Hak
etmedik."Anne.
Daha fazla saklayamayacağım.İki ay önce sana büyük bir yalan söyledim. Buna mecburdum anne, inan bana. Ama daha fazla saklayamayacağım. Vaktim azalıyorken pes ediyorum işte.
Ne olur kızma bana. Ne olur nefret etme benden annem, ben zaten nefret ediyorum kendimden.Mektubumu, ben gittikten ne zaman sonra buldun bilmiyorum ama bir yere otur önce. Tansiyonun var senin, yavaş yavaş oku olur mu? Abim de evde yoktur umarım. Çünkü ağır gelecek sana masum kızının bataklığa savruluşu. Saklayamazsın sen yüzündeki korkuyu.
İki ay önce, abimle olan kavgamızı hatırlıyorsundur. Bir buçuk saat geç gelmiştim ya hani eve. Suçlamıştınız beni, "Kimlerle sürtüyorsun?"deyip esip gürlemişti oğlun. Babamın ölümünden sonra kendi egemenliğini kuran oğlun. Servisi kaçırdım demiştim. Oysa fırsat verseydiniz, ben o gün size yaralarımı gösterirdim. Morarmış kollarımı, boynumu, bacaklarımdaki çizikleri gösterirdim.
İki ay önce o gün, ben servisi kaçırmamıştım anne. Kaçırılmıştım. Ben o gün tecavüze uğramıştım. Ve oğlun izin verseydi kucağında ağlayacaktım.
Kimseyle sürtmüyordum anne, içiniz rahat olsun.

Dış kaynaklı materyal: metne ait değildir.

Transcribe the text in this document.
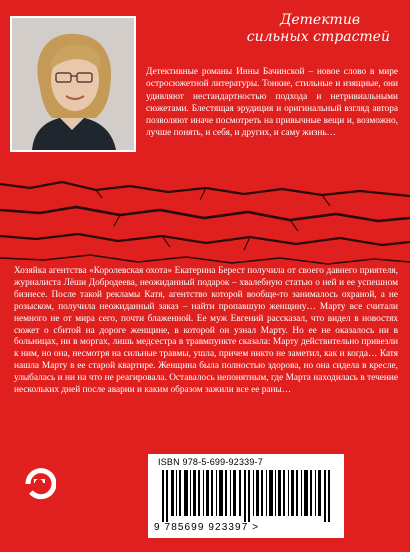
Детектив
сильных страстей
Детективные романы Инны Бачинской – новое слово в мире остросюжетной литературы. Тонкие, стильные и изящные, они удивляют нестандартностью подхода и нетривиальными сюжетами. Блестящая эрудиция и оригинальный взгляд автора позволяют иначе посмотреть на привычные вещи и, возможно, лучше понять, и себя, и других, и саму жизнь…
Хозяйка агентства «Королевская охота» Екатерина Берест получила от своего давнего приятеля, журналиста Лёши Добродеева, неожиданный подарок – хвалебную статью о ней и ее успешном бизнесе. После такой рекламы Катя, агентство которой вообще-то занималось охраной, а не розыском, получила неожиданный заказ – найти пропавшую женщину… Марту все считали немного не от мира сего, почти блаженной. Ее муж Евгений рассказал, что видел в новостях сюжет о сбитой на дороге женщине, в которой он узнал Марту. Но ее не оказалось ни в больницах, ни в моргах, лишь медсестра в травмпункте сказала: Марту действительно привезли к ним, но она, несмотря на сильные травмы, ушла, причем никто не заметил, как и когда… Катя нашла Марту в ее старой квартире. Женщина была полностью здорова, но она сидела в кресле, улыбалась и ни на что не реагировала. Оставалось непонятным, где Марта находилась в течение нескольких дней после аварии и каким образом зажили все ее раны…
ISBN 978-5-699-92339-7
9 785699 923397 >
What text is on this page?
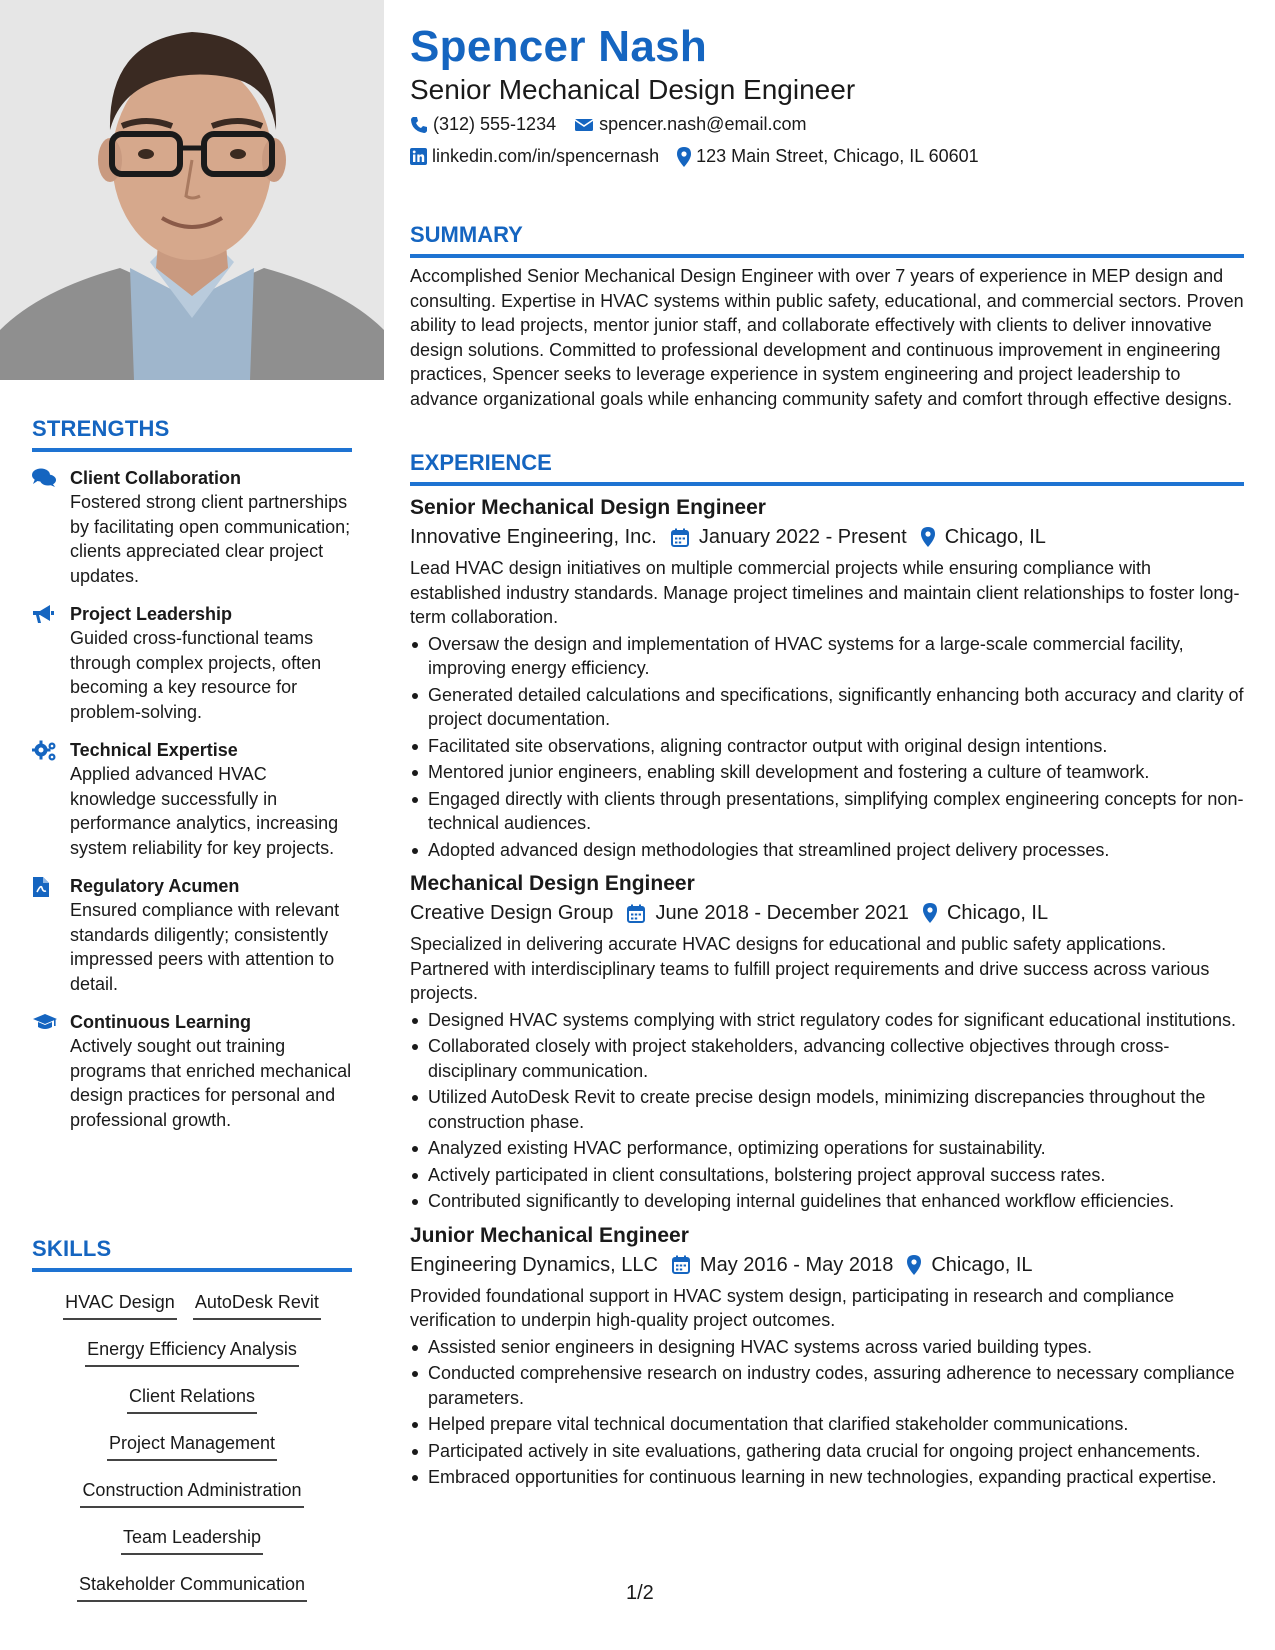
STRENGTHS
Client Collaboration
Fostered strong client partnerships by facilitating open communication; clients appreciated clear project updates.
Project Leadership
Guided cross-functional teams through complex projects, often becoming a key resource for problem-solving.
Technical Expertise
Applied advanced HVAC knowledge successfully in performance analytics, increasing system reliability for key projects.
Regulatory Acumen
Ensured compliance with relevant standards diligently; consistently impressed peers with attention to detail.
Continuous Learning
Actively sought out training programs that enriched mechanical design practices for personal and professional growth.
SKILLS
HVAC Design AutoDesk Revit
Energy Efficiency Analysis
Client Relations
Project Management
Construction Administration
Team Leadership
Stakeholder Communication
Spencer Nash
Senior Mechanical Design Engineer
(312) 555-1234 spencer.nash@email.com
linkedin.com/in/spencernash 123 Main Street, Chicago, IL 60601
SUMMARY
Accomplished Senior Mechanical Design Engineer with over 7 years of experience in MEP design and consulting. Expertise in HVAC systems within public safety, educational, and commercial sectors. Proven ability to lead projects, mentor junior staff, and collaborate effectively with clients to deliver innovative design solutions. Committed to professional development and continuous improvement in engineering practices, Spencer seeks to leverage experience in system engineering and project leadership to advance organizational goals while enhancing community safety and comfort through effective designs.
EXPERIENCE
Senior Mechanical Design Engineer
Innovative Engineering, Inc. January 2022 - Present Chicago, IL
Lead HVAC design initiatives on multiple commercial projects while ensuring compliance with established industry standards. Manage project timelines and maintain client relationships to foster long-term collaboration.
Oversaw the design and implementation of HVAC systems for a large-scale commercial facility, improving energy efficiency.
Generated detailed calculations and specifications, significantly enhancing both accuracy and clarity of project documentation.
Facilitated site observations, aligning contractor output with original design intentions.
Mentored junior engineers, enabling skill development and fostering a culture of teamwork.
Engaged directly with clients through presentations, simplifying complex engineering concepts for non-technical audiences.
Adopted advanced design methodologies that streamlined project delivery processes.
Mechanical Design Engineer
Creative Design Group June 2018 - December 2021 Chicago, IL
Specialized in delivering accurate HVAC designs for educational and public safety applications. Partnered with interdisciplinary teams to fulfill project requirements and drive success across various projects.
Designed HVAC systems complying with strict regulatory codes for significant educational institutions.
Collaborated closely with project stakeholders, advancing collective objectives through cross-disciplinary communication.
Utilized AutoDesk Revit to create precise design models, minimizing discrepancies throughout the construction phase.
Analyzed existing HVAC performance, optimizing operations for sustainability.
Actively participated in client consultations, bolstering project approval success rates.
Contributed significantly to developing internal guidelines that enhanced workflow efficiencies.
Junior Mechanical Engineer
Engineering Dynamics, LLC May 2016 - May 2018 Chicago, IL
Provided foundational support in HVAC system design, participating in research and compliance verification to underpin high-quality project outcomes.
Assisted senior engineers in designing HVAC systems across varied building types.
Conducted comprehensive research on industry codes, assuring adherence to necessary compliance parameters.
Helped prepare vital technical documentation that clarified stakeholder communications.
Participated actively in site evaluations, gathering data crucial for ongoing project enhancements.
Embraced opportunities for continuous learning in new technologies, expanding practical expertise.
1/2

Fazla uzakta da değildim hem, o bir buçuk saat boyunca mahallenin diğer ucunda çığlık çığlığa ağlamıştım.
Evet, o günden çok daha fazlasını hatırlıyorsun anne. İki gün sonra pazartesi günü, abimin benimle beraber caddeye gelişini, servis şoförüne "Bu kız sana emanet Eşref bey, gözün üstünde olsun." deyişini, küçük bir çocuk emanet eder gibi beni, 24 yaşındaki kızını servise itişini de hatırlıyorsun.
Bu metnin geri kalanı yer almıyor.